Maslov’s schema wordt ook wel de ’theorie van de toenemende behoefte’ genoemd. Het is een hiërarchische vorm van denken: langs een verticaal stijgende lijn met een brede basis en een smalle top. En met ogenschijnlijk van elkaar losgekoppelde behoeften: eerst het één, dan het ander. Dit model stimuleert een mentaliteit van overheersing en macht: een gevecht om de top te bereiken. Maar als je dan bent aangekomen op de top: wat doe je dan met die macht?
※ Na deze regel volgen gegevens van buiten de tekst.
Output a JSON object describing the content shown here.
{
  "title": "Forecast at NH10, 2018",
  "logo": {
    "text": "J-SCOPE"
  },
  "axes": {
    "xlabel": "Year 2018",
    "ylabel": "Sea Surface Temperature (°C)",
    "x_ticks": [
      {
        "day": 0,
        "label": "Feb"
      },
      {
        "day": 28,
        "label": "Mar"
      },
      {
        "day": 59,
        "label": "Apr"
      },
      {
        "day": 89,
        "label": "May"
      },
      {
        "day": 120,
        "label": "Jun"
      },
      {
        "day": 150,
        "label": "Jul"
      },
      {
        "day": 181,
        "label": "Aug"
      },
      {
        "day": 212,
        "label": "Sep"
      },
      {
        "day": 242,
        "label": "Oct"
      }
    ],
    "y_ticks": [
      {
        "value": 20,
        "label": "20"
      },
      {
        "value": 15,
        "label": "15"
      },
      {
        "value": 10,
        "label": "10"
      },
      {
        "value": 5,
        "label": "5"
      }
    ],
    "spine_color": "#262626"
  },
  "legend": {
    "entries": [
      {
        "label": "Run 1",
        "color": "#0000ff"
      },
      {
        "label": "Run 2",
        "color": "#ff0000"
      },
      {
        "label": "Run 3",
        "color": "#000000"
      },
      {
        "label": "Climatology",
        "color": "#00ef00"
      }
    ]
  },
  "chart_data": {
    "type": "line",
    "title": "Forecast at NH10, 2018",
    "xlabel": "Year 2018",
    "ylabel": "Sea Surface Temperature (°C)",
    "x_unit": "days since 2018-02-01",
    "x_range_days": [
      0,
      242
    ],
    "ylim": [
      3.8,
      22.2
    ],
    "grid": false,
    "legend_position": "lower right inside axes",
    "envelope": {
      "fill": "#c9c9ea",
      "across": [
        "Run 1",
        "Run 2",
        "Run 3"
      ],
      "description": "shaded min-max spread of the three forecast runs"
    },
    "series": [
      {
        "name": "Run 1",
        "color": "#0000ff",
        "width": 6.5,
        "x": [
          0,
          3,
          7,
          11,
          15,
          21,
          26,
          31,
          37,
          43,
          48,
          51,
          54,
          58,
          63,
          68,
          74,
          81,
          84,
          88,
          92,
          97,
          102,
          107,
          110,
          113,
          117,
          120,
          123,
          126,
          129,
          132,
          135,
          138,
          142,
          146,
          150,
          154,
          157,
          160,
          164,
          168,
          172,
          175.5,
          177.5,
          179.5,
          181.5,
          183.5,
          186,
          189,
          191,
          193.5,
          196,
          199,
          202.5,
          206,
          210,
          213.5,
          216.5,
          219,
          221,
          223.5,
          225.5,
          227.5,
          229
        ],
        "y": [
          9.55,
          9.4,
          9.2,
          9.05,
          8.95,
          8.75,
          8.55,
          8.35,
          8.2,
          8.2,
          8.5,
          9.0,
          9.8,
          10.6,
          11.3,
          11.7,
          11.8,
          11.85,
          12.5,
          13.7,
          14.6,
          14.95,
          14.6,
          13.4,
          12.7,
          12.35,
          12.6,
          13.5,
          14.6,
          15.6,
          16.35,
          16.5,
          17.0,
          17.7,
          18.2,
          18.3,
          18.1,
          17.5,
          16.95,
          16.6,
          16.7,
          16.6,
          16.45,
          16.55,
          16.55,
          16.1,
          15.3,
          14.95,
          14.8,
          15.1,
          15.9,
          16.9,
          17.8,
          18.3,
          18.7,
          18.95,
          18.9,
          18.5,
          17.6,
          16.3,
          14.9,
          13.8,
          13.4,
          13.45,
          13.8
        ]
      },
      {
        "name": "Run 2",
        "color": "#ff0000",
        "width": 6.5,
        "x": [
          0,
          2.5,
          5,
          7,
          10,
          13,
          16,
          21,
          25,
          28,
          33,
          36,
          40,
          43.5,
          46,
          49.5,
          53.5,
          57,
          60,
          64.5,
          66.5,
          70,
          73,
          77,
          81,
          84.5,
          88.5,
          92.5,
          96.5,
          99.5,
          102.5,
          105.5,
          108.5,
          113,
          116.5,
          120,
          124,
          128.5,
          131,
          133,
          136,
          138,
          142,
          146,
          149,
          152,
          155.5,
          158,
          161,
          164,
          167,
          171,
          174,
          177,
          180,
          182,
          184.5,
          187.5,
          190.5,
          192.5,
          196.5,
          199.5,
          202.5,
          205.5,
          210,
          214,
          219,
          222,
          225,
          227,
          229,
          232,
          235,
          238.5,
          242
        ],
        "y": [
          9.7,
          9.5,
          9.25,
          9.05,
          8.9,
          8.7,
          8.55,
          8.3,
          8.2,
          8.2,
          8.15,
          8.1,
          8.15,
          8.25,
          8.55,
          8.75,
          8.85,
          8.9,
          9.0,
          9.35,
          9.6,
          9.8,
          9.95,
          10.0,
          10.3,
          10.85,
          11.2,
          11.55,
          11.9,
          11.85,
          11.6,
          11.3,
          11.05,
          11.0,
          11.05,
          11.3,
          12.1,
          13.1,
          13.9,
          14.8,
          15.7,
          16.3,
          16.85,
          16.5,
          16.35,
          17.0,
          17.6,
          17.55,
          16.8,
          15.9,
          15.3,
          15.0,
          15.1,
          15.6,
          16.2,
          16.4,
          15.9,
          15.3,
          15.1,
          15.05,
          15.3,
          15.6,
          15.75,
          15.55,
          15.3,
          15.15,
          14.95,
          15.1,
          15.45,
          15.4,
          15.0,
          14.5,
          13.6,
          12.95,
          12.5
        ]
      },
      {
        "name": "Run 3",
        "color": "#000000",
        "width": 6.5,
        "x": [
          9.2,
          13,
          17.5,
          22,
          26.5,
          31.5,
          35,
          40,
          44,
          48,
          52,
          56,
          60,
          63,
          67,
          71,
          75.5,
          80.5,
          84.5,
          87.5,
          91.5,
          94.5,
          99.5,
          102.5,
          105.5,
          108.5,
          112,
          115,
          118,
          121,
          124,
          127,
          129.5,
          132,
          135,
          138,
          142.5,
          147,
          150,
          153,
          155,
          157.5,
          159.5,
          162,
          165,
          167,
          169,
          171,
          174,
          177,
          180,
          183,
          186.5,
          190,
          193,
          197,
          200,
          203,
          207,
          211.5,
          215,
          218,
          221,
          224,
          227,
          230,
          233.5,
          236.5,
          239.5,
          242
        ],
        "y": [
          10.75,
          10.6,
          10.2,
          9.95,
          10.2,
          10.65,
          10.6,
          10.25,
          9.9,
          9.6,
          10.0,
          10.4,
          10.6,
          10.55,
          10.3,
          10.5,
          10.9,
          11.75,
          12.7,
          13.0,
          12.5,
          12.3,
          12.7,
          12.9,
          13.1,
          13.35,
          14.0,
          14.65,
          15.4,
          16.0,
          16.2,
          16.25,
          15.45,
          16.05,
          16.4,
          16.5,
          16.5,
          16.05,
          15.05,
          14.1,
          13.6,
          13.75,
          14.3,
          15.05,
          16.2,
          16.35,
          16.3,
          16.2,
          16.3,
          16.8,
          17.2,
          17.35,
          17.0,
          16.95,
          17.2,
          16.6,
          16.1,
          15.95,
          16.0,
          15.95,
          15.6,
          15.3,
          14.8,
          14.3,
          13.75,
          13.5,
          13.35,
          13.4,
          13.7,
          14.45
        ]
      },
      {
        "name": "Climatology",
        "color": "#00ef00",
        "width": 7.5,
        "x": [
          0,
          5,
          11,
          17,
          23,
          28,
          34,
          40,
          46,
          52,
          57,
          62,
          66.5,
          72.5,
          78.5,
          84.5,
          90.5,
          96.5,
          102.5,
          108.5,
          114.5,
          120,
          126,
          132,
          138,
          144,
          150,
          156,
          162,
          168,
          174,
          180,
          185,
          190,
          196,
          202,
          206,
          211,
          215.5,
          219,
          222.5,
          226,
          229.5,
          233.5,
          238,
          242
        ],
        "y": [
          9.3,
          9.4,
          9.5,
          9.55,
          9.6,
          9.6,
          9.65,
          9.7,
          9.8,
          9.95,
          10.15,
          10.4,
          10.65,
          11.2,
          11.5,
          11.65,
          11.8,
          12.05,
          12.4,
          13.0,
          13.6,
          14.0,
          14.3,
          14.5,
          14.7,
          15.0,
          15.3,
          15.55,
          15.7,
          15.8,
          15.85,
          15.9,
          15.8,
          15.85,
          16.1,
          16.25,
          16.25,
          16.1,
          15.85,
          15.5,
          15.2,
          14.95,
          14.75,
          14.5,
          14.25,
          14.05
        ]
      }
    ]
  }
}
In tegenstelling tot Maslov’s theorie van de toenemende behoeften, stelt de Chileense econoom Manfred Max-Neef, dat de menselijke behoeften eigenlijk zeer beperkt zijn. Het zijn er volgens hem negen. Het verhelderende verschil met Maslov is het onderscheid van Max-Neef tussen behoeften (‘needs’) en middelen om behoeften te bevredigen (satisfier’s’). Dit inzicht kan een belangrijke sleutel tot verandering geven! Fundamentele menselijke behoeften volgens Manfred Max-Neef, zoals in 1987 gepresenteerd in zijn boek ‘Human Scale Development’:
voortbestaan (‘subsistence’)
bescherming (‘protection’)
liefde/genegenheid (‘affection’)
begrip (‘understanding’)
deelname (‘participartion’)
ledigheid/ nietsdoen (‘idleness’)
iets tot stand brengen (‘creation’)
identiteit en vrijheid ‘ (‘identity and freedom’)
Max-Neef gaat ervan uit dat ontwikkeling niet te maken heeft met dingen, maar met mensen. De beste vorm van ontwikkeling is volgens hem ‘een ontwikkeling die de kwaliteit van het leven van mensen verbetert’. Volgens Max-Neef wordt de kwaliteit van het leven bepaald door de mogelijkheden die mensen hebben om in hun fundamentele behoeften te voorzien. Er bestaat geen één-op-één relatie tussen behoeften en middelen (bijvoorbeeld: borstvoeding voorziet voor een baby in meer fundamentele behoeften tegelijkertijd: voortbestaan, bescherming, liefde en identiteit. Ook kleding is geen behoefte, maar voorziet in de fundamentele behoefte aan bescherming – en dus voortbestaan, maar kan ook voorzien in de behoefte aan ‘identiteit’ en voor de doe-het-zelvers ook nog eens ‘creation’).
Er zit ook geen absolute hiërarchie in de behoeften – het gaat om een integraal mensbeeld, om een voortdurende mix van menselijke behoeften en middelen om in die behoeften te voorzien. Uit het schema van Max-Neef volgt dat fundamentele menselijke behoeften niet alleen benoembaar en beperkt zijn, maar dat die ook in alle culturen hetzelfde zijn. Slechts de wijze waarop behoeften worden bevredigd is per cultuur verschillend. En hij stelt dat iedere fundamentele behoefte die niet bevredigd wordt, duidt op armoede.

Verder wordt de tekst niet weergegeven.